The error may arise if the recording of one or both of the parents wrong, the recording of the characteristic in the child animal incorrect, or the characteristic in one of the parent animals wrong. To understand what has gone wrong, further examination of the problem animals' relations in the pedigree is necessary. However, in a text or spreadsheet-based document this quickly becomes tedious and confusing even when the operations to detect and show errors in the data are available. However, if we were to switch to a more graphical, user-friendly style of displaying the data then it would be easier to follow relationships in the pedigree. If we added on top the capabilities to interactively show up where errors occurred and where they could possibly be caused from we would have a way of examining the pedigree data and asking questions that would clear up or narrow down errors. Such a way of displaying and interacting with data is called Information Visualisation (IV).
Unlike human family trees, most recorded animal pedigrees have a large degree of in-breeding as scientists and breeders try to encourage certain characteristics through selective breeding. This makes the drawing of animal pedigrees more complex as two individuals may end up being related through two or more routes.

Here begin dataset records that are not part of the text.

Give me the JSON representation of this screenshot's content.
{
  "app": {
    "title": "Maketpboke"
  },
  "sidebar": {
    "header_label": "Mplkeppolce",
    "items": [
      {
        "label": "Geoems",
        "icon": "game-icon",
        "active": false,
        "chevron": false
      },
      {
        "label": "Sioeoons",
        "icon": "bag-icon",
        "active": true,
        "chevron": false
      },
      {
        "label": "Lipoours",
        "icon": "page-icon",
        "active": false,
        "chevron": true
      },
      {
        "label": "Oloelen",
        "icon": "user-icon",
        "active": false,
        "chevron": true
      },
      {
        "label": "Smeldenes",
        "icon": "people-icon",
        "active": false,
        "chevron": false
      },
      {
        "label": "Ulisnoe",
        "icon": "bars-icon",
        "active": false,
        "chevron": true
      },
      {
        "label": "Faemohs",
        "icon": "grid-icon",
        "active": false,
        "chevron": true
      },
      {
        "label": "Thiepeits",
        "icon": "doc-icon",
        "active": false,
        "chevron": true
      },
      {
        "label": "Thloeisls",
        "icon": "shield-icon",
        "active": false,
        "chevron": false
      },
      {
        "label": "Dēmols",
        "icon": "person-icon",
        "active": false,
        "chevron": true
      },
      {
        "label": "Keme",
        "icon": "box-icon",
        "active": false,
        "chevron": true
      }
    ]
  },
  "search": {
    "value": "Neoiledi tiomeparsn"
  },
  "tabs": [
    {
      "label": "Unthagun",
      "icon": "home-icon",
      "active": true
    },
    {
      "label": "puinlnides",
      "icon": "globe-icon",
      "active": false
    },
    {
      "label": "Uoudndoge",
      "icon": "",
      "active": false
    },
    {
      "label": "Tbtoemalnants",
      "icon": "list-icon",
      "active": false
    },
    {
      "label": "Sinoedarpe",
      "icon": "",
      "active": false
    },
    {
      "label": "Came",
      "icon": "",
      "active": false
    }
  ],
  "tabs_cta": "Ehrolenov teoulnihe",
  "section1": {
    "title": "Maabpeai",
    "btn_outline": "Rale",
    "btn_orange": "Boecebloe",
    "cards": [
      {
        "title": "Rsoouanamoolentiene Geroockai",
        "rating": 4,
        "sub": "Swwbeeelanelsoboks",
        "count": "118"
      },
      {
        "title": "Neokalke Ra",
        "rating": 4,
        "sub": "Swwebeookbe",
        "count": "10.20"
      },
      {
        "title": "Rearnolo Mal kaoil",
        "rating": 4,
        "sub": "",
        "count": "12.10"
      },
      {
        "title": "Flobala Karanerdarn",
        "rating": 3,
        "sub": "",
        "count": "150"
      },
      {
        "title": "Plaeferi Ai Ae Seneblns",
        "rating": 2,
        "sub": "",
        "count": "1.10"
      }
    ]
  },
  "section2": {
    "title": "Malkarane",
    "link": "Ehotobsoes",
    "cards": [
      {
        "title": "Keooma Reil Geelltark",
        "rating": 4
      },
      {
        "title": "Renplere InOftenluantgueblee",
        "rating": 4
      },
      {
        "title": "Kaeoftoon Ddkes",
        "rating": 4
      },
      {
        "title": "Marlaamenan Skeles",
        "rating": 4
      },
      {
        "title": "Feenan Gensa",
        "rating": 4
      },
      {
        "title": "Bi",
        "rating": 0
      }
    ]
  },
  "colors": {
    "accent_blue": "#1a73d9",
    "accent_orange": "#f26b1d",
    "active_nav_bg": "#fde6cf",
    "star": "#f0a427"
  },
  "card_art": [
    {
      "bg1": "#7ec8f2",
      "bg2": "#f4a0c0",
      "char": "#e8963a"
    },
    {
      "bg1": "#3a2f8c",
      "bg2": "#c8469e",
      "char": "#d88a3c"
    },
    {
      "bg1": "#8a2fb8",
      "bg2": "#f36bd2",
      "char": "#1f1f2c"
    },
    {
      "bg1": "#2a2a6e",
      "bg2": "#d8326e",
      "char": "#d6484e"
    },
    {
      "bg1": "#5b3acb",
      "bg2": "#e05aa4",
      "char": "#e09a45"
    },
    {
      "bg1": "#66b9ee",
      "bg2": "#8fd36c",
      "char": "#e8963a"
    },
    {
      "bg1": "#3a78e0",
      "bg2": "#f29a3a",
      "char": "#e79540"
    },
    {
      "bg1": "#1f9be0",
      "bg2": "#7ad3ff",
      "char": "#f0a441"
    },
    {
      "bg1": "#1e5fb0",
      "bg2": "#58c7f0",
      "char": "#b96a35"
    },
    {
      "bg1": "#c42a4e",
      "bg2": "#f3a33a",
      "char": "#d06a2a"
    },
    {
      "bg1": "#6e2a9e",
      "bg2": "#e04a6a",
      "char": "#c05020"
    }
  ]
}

By extending current IV techniques for this type of data this project will make the interface less complex by interactively showing only selected individuals and their relationships. On top of this the scientists will also wish to view some display of the characteristics associated with the animals and again the complexity can be reduced by viewing only a handful of characteristics at a time. Even so, one male animal can easily sire dozens of children who are in turn related to dozens of female parents and then in turn again may have children of their own - and there may be a several characteristics at a time a scientist is interested in exploring for these animals.
Methods for seamlessly moving from showing one part of a pedigree to another will be developed to help scientists explore massive pedigrees. Once an initial interface is built then a means for exploring errors by asking 'what-if' questions will be developed.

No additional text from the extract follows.